TERLEDİĞİMİZDE VÜCUDUMUZ BİR DERECE SOĞUR
“İnsan bedeni değişikliklere kolayca adapte olabiliyor ancak çevre ısısı bir gün içerisinde 4 ila 8 derece birden yükseldiğinde bu duruma uyum sağlaması kolay olmuyor. Vücudumuzun sıcağa karşı bazı önlemleri var, terlemek gibi. Nasıl kışın üşüdüğümüzde titriyorsak, yazın da vücudumuzda çevre çok sıcaksa, kıyafetlerimiz çok kalınsa veya hızlı hareket ediyorsak, doğal olarak terleriz. Terlediğimizde vücudumuz kendini bir derece soğutuyor. Ancak sorun, terleme mekanizması bozulduğunda başlar. Su kaybı, çok büyük sorundur ve güneş çarpmasına karşı durabilmek için su içmek gerekiyor. Bu sıcak günlerde 3 litre su içmek zorundayız. Eğer dışarıda çalışıyorsak, açık alanda çalışıyorsak, açık alanda çok vakit geçirmek durumundaysak, içeceğimiz su miktarı 5 litre olmalı.”

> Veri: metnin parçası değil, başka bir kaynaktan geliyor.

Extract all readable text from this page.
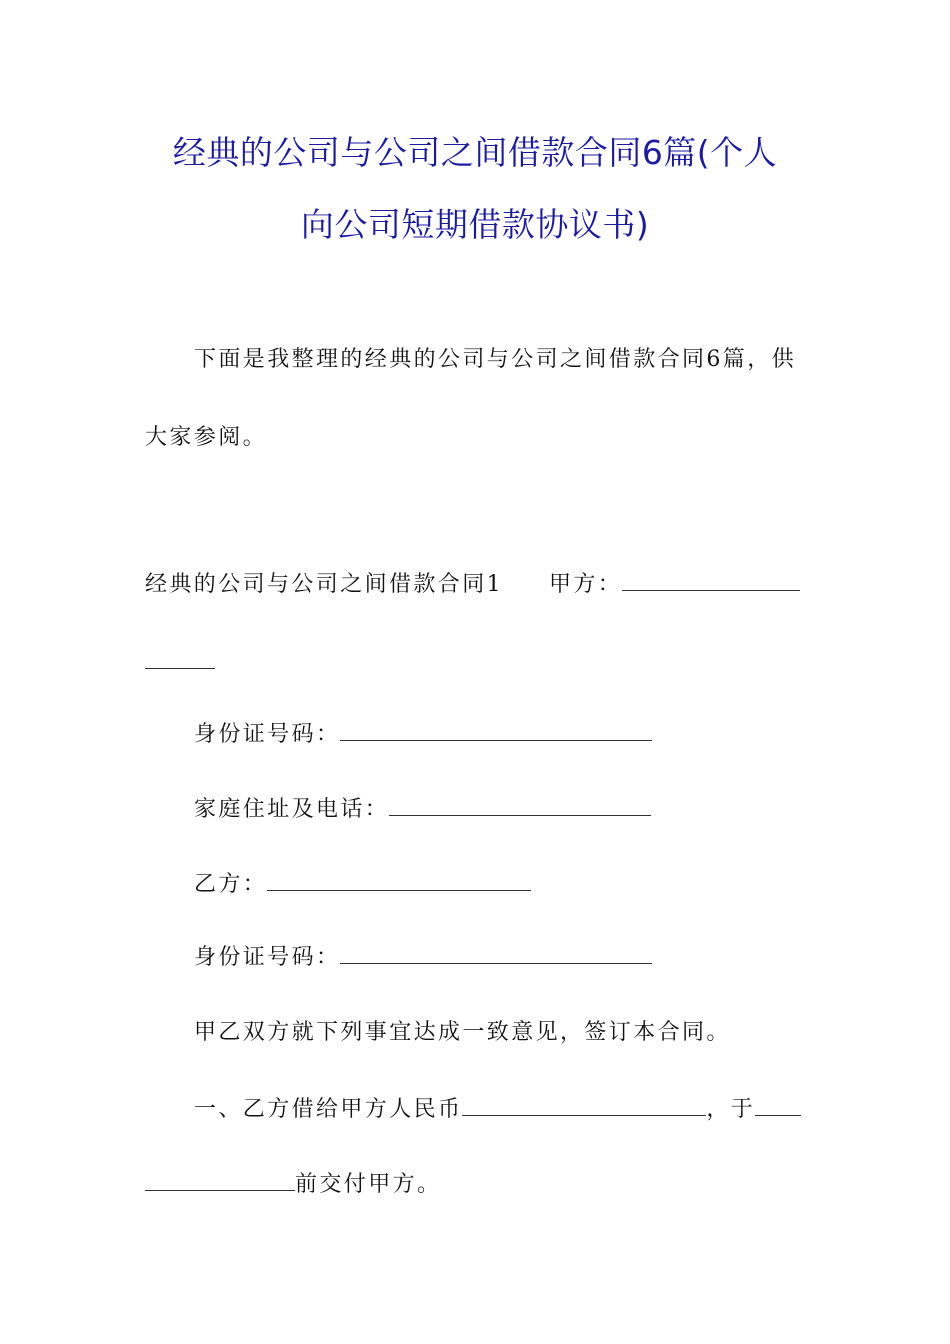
经典的公司与公司之间借款合同6篇(个人
向公司短期借款协议书)
下面是我整理的经典的公司与公司之间借款合同6篇，供
大家参阅。
经典的公司与公司之间借款合同1 甲方：
身份证号码：
家庭住址及电话：
乙方：
身份证号码：
甲乙双方就下列事宜达成一致意见，签订本合同。
一、乙方借给甲方人民币	，于
前交付甲方。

HASTA SUYU ELİYLE TUTAMIYORSA, SU İÇİRMEYE ZORLAMAYIN
Dr. Ülkümen Rodoplu, güneş çarpmasına maruz kalan bir insanın bunu nasıl anlayabileceğini şu sözlerle ifade etti:

“Güneş çarpması olduğunu nasıl anlarız? Baş dönmesi ve baş ağrısı, mide bulantısı ve kusma hali, konsantrasyon bozukluğu, en önemli belirtilerdir.  Bu noktada esintili bir yere geçmek ve su almak gerekir. Eğer bu geçişi ve su içmeyi geciktirirsek, felç, kalp krizi, bilinç kaybı gibi sorunlarla karşılaşabiliriz, hatta bu süreç ölüme kadar götürebilir. O süreç, çok hızlı ilerleyebilir. Çok genç bir birey bile böyle durumlarda beyin kanaması olabilir, kalp krizi geçirebilir. Böyle bir durumu yaşayan biriyle karşılaştığımızda o kişiye su vermeliyiz ancak hasta bilincini kaybetmişse, su bardağını elinde tutamıyorsa, bilinci bulanıksa, o hastaya kesinlikle suyu zorla içirmeye çalışmamalıyız. Zira o su, akciğerlere giderek daha büyük sorunlara yol açabilir.  Saat 11.00 ila 17.00 arasında çevre sıcaklığı 38 dereceyi bulduysa, kesinlikle dışarı çıkmayalım. Eğer çıkmak zorundaysak, şapka kullanalım, açık renkli kıyafetler giyelim, gölgede bulunalım, serin yerleri tercih edelim.”